I do not have experience to say one way or the other.
From what I have gathered on this website, I anticipate that seedlings do not flower normally anyways in their first few years until they settle down into a routine. But that is only from reading other people's comments. So, even 'naturally' flowering daylilies time of flowering is not to be trusted in the very early phase of growth. I could be 100% wrong, I am just going by what others have said about their own seedlings.
Given that your own breeding program is based on time-of-flowering, that is the most important component to you and I can totally see that it may be crazy to mess with that. Having said that, you do not know until you test it. Hypothesis is one thing, but hard data is always the goal to base things on. And without hard data, through testing and observing, we will never know the answer.
But I honestly doubt that the GA will have long-term effects. I expect that if it is used only in the first year to have a 'sneaky-peeky' at the flowers then the daylilies will settle into their normal flowering routine in the second year and beyond, just as they would have done without manipulation.

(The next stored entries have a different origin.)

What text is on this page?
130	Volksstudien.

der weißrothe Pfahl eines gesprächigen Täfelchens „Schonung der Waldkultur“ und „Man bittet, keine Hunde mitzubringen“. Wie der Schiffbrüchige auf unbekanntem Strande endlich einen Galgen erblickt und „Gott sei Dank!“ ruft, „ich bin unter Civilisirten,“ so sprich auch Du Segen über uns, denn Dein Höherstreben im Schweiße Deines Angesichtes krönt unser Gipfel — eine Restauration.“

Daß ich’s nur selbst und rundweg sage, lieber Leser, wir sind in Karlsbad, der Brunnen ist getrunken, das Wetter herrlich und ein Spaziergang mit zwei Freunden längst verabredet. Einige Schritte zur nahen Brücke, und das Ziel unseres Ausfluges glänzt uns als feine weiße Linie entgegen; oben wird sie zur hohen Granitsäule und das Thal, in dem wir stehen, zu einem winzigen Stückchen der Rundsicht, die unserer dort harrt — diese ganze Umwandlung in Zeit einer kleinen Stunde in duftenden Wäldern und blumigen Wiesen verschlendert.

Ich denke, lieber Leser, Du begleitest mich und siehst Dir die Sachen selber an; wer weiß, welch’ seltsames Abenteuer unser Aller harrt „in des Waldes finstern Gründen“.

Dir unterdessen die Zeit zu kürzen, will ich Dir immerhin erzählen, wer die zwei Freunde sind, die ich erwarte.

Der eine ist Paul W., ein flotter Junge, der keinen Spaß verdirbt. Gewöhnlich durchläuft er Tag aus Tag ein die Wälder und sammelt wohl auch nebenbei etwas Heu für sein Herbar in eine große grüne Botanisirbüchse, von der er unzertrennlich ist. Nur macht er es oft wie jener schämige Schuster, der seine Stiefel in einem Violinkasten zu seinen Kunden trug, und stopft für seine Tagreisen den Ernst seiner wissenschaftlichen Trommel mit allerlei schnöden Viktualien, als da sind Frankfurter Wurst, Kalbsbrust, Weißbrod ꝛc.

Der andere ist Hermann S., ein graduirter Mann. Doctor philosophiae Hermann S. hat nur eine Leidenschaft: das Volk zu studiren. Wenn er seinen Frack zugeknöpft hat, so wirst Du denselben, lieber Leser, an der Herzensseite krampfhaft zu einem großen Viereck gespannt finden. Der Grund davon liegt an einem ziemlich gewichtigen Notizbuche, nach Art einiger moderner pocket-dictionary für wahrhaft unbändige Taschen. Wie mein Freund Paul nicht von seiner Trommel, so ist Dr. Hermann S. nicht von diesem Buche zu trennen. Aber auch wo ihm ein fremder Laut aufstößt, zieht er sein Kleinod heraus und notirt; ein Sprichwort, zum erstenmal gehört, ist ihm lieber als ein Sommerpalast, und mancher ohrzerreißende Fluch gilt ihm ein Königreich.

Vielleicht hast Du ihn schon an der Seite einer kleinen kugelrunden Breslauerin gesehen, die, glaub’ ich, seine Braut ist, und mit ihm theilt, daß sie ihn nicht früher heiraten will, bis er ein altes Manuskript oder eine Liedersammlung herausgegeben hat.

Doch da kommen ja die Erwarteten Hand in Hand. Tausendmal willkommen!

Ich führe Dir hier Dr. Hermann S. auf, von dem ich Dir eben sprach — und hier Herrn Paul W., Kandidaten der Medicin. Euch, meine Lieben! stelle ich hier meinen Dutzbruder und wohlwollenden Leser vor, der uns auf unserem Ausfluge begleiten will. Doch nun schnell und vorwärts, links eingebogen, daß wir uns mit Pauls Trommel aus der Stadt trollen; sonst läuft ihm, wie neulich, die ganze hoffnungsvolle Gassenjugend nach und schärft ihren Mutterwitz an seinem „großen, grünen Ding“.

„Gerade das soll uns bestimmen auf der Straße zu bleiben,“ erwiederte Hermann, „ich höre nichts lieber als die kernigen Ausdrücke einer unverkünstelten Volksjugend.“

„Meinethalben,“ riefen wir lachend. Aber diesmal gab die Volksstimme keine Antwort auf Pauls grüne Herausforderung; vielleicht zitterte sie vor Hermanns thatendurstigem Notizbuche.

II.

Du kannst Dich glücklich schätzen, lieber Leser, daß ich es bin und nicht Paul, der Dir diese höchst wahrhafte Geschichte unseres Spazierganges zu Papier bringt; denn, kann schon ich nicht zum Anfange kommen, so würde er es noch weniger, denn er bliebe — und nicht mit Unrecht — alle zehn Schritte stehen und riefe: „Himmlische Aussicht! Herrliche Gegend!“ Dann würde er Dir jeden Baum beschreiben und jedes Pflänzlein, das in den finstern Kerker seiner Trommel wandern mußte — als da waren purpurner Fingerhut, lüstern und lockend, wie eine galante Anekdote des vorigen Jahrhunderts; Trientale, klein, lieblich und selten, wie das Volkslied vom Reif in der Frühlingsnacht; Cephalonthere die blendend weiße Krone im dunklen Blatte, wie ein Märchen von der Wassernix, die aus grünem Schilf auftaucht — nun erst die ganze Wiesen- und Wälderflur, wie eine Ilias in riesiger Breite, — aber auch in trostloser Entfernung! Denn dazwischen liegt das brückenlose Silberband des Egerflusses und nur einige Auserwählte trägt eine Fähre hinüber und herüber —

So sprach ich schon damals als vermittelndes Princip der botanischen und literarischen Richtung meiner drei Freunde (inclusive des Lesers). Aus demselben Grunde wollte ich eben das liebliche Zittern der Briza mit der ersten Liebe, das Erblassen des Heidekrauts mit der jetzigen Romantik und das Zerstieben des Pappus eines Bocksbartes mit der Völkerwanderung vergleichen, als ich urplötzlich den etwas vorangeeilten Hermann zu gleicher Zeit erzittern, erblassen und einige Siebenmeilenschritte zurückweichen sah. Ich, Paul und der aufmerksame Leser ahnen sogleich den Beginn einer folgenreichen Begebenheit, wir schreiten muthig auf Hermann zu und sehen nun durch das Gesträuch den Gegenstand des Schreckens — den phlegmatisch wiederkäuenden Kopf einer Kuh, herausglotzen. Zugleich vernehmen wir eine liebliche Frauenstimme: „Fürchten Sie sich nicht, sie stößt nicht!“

From what I have quickly just learned the GA works by releasing intracellular calcium to activate signaling pathways. It seems to be a very transient phenomenon. I would have been worried if the GA changed epigenetic factors permanently (e.g. re-writes DNA methylation), but it does not seem to. So the genetics of the plant remain the same as they have always been (and presumably the epigenetics also do). And as such natural future flowering should be driven by those same genetics that have not been altered in any way. I would have to read more to be sure, but the data probably already exists regarding crop biology (e.g. do they spray every year to keep getting more fruit, yearly, or do they only spray in year 1 and get more fruit forevermore). I would need to dig around, I think.
Edited to add: Actually, I just realized that even if you are correct and the GA changed flowering-time permanently this would be exactly what you want. Just spray any daylily you like at a late timepoint and it will fire out a very-late scape. If it keeps doing this yearly then your breeding program is all-set. All it took was a spray bottle, rather than complex hybridization crosses.